For WSU it is important to note that their overall safety strategy is one of pervasive primary prevention rather than basing their strategy on calls for students to become great at self-defense which is what I see in most stories about college student safety. In those other stories the idea of primary prevention seems AWOL.
Self-defense classes can be useful, but they must be a bonus feature.
The story relates that the campus has 3 full-time officers. The campus also has 65 student trained as security guards.
These numbers alone don't mean increased safety. Less than a year ago the chief of police for Colorado State University was suspended after multiple complaints.
Having poorly selected, poorly trained or poorly managed security staff and volunteers can be worse than having no security at all since those assigned to protect can become perpetrators.
This happened where a man in the UK assigned by a university staff member to see an intoxicated woman safely home sexually assaulted her. The criminal justice system can make this worse if the law or the person charged with upholding the law fails to recognize that consent should never be a valid defense in this type of situation. That's what happened in this case. The judge declared that drunken consent was still consent when all that judge had was a counter allegation of consent from the defendant.
Since those who were asleep or passed out cannot testify that they didn't mumble something which might be taken as consent many of these cases are tossed out when it is clear that the victim couldn't have given meaningful consent.
One of the changes at WSU was to make the campus alcohol free which is much more effective than allowing alcohol but telling only potential victims (usually women being warned about rapists) not to drink. This double standard creates an atmosphere of official victim blaming whenever someone, especially a woman student, was assaulted. If alcohol is contributing to significant numbers of college crimes then any ban or restriction must be applied to all students.

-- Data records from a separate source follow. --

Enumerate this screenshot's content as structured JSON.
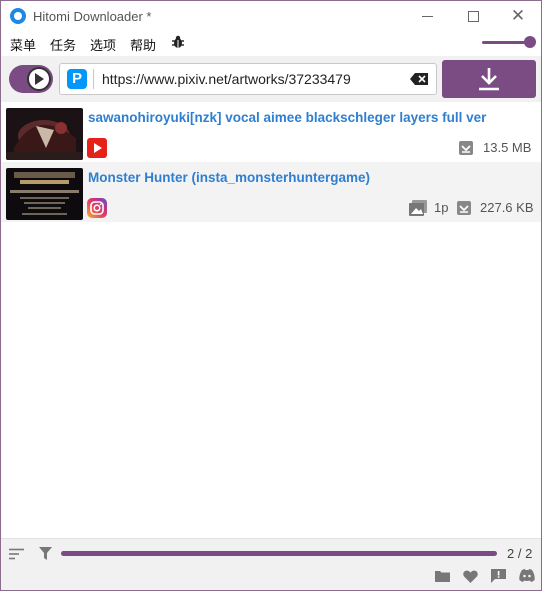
{
  "window": {
    "title": "Hitomi Downloader *",
    "close_glyph": "✕"
  },
  "menu": [
    "菜单",
    "任务",
    "选项",
    "帮助"
  ],
  "toolbar": {
    "url_value": "https://www.pixiv.net/artworks/37233479",
    "site_icon_letter": "P"
  },
  "tasks": [
    {
      "title": "sawanohiroyuki[nzk] vocal aimee blackschleger layers full ver",
      "site": "youtube-icon",
      "size": "13.5 MB"
    },
    {
      "title": "Monster Hunter (insta_monsterhuntergame)",
      "site": "instagram-icon",
      "pages": "1p",
      "size": "227.6 KB"
    }
  ],
  "status": {
    "progress": 1.0,
    "page_count": "2 / 2"
  },
  "colors": {
    "accent": "#7b4c83",
    "link": "#2f7fd0"
  }
}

The University of Wisconsin La Crosse, a non-dry school, was also included in the list of safest colleges. They do restrict the sale, possession and usage of alcohol on campus. However, they do have issues with alcohol and safety, but most of that is non-crime danger.
In 2006 one of their students, Luke Homan, drowned in the nearby Mississippi River. There were rumors of foul play, but no evidence was found by the FBI. A major factor is the design of the levee and its proximity to the downtown bars which can make it too easy for someone impaired at night to not realize they are close to falling into the river. Because of the number of drinking and drowning incidents in La Crosse, efforts have been made to reduce the risk of drowning.
As I pointed out in my post titled Safety & crime prevention tips for new students with emphasis on sexual violence drinking by college students contributes to an estimated 1,700 deaths and 599,000 injuries each year. These numbers weren't included in the calculation unless they happened during a crime.
The most important take away message for me is that pervasive safety happens by designing safety into all aspects of a college from landscaping to student conduct policies and that the administration and all those in positions of authority on a college campus must reject victim blaming and not just for sex crimes.